Bundesregierung wollte Vorgaben vage halten
Die Bundesregierung hatte in der Diskussion um das neue Ziel lange versucht, die Vorgaben so vage wie möglich zu halten. Dabei wurde argumentiert, dass die BIP-Quote nur wenig über die Leistungsfähigkeit von Streitkräften aussage und Nato-Ziele etwa für militärische Fähigkeiten und ihre Einhaltung deutlich wichtiger und aussagekräftiger seien. Um das Argument zu untermauern wird genannt, dass die Quote nicht fällt, wenn ein Land bei einem Rückgang der Wirtschaftsleistung seine Verteidigungsausgaben entsprechend reduziert.
Zuletzt stimmte die Bundesregierung dann aber zumindest zu, die zwei Prozent als Minimum-Ziel festzulegen. Bundeskanzler Olaf Scholz (SPD) betonte zuletzt auch öffentlich immer wieder, dass Deutschland seine Verteidigungsausgaben dauerhaft auf zwei Prozent des Bruttoinlandsprodukts anheben werde.
Vor allem die baltischen Länder und Polen hatten sich in der Diskussion über das neue Ziel für eine deutlich anspruchsvollere Selbstverpflichtung ausgesprochen. So forderte der der estnische Minister Hanno Pevkur zuletzt eine Zielvorgabe von 2,5 Prozent.
Besonders hart war der Streit über die Verteidigungsausgaben in der Nato während der Amtszeit von US-Präsident Donald Trump geführt worden.
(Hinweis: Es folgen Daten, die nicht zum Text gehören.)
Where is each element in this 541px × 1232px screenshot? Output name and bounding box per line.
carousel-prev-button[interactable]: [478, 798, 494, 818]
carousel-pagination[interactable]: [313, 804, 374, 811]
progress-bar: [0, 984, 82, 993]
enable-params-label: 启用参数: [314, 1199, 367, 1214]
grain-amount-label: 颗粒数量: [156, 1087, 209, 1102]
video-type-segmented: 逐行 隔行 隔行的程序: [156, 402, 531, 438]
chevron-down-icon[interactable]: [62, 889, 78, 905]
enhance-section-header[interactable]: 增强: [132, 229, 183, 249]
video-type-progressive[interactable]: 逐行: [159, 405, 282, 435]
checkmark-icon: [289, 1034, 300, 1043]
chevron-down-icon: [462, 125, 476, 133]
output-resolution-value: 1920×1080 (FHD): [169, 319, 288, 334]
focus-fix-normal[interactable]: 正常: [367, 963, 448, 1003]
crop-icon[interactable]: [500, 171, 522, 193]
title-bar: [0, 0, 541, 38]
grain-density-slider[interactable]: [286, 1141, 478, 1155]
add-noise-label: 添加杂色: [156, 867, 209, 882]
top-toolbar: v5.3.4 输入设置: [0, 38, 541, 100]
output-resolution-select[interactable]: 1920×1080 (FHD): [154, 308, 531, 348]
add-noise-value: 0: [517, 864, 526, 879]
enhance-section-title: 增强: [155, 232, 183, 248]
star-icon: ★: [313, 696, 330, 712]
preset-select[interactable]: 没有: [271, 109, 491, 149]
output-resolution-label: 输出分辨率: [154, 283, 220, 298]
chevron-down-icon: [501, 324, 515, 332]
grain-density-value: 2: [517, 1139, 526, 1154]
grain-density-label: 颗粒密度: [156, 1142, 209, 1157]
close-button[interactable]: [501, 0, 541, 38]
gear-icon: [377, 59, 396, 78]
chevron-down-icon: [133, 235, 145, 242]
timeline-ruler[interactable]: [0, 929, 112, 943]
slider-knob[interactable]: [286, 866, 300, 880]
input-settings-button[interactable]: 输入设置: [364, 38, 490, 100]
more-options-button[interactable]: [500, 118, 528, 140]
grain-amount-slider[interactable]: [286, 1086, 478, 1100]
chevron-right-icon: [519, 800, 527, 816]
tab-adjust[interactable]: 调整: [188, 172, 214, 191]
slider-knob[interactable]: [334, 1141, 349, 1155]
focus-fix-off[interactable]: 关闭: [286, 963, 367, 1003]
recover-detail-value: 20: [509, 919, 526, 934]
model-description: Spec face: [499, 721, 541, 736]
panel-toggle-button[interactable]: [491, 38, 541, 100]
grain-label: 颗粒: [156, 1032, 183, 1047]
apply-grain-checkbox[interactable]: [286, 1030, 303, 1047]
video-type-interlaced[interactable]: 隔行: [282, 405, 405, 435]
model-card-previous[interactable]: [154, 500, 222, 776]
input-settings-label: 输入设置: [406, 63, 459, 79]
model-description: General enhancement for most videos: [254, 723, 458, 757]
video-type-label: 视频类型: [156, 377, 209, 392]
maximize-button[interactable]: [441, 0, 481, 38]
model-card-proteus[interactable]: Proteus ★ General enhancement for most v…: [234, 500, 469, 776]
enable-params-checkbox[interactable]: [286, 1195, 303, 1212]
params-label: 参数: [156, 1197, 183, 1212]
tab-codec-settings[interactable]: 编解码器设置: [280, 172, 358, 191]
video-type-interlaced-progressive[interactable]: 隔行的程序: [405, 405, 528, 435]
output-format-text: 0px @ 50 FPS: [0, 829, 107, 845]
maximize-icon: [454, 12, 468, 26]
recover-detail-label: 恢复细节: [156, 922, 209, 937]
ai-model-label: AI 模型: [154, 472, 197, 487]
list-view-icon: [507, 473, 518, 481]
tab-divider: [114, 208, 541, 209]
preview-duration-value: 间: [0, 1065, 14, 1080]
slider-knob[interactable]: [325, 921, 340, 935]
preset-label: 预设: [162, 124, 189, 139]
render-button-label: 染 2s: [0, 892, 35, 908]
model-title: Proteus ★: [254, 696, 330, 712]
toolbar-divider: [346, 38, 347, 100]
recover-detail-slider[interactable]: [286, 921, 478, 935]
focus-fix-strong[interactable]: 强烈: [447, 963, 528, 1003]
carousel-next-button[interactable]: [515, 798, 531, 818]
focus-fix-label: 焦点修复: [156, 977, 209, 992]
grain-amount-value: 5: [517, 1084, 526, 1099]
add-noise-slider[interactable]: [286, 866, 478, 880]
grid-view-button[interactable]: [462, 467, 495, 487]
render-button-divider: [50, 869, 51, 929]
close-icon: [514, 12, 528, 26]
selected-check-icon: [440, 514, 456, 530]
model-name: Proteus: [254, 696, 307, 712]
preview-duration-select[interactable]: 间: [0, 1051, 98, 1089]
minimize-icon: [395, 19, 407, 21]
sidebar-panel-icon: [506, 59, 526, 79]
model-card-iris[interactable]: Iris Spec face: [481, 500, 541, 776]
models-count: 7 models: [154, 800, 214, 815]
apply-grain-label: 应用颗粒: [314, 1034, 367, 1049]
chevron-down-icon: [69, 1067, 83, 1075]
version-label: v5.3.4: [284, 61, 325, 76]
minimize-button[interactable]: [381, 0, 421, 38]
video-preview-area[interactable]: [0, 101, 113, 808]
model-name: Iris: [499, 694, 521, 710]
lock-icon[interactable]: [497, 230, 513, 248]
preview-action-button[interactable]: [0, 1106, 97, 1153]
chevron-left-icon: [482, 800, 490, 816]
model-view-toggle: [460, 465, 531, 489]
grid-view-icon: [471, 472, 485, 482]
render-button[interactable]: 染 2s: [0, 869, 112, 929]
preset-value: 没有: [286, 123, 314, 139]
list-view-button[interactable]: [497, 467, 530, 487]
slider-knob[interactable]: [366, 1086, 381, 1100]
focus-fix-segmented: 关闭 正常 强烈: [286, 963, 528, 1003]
Dieser hatte europäischen Alliierten wie Deutschland wegen ihrer vergleichsweise niedrigen Ausgaben eine Trittbrettfahrer-Einstellung vorgeworfen und zeitweise sogar mit einem Austritt der USA aus dem Bündnis gedroht.
Trump dürfte auch das neue Zwei-Prozent-Ziel als unzureichend bewerten. Nach Angaben von Diplomaten verpflichten sich die Staaten mit bislang noch niedrigen Quoten nämlich nicht, bereits ab dem kommenden Jahr mindestens zwei Prozent des BIP für Verteidigung auszugeben. So dürfte bei Ländern wie Kanada, Spanien, Luxemburg oder Belgien das Erreichen der Zielmarke noch etliche Jahre dauern.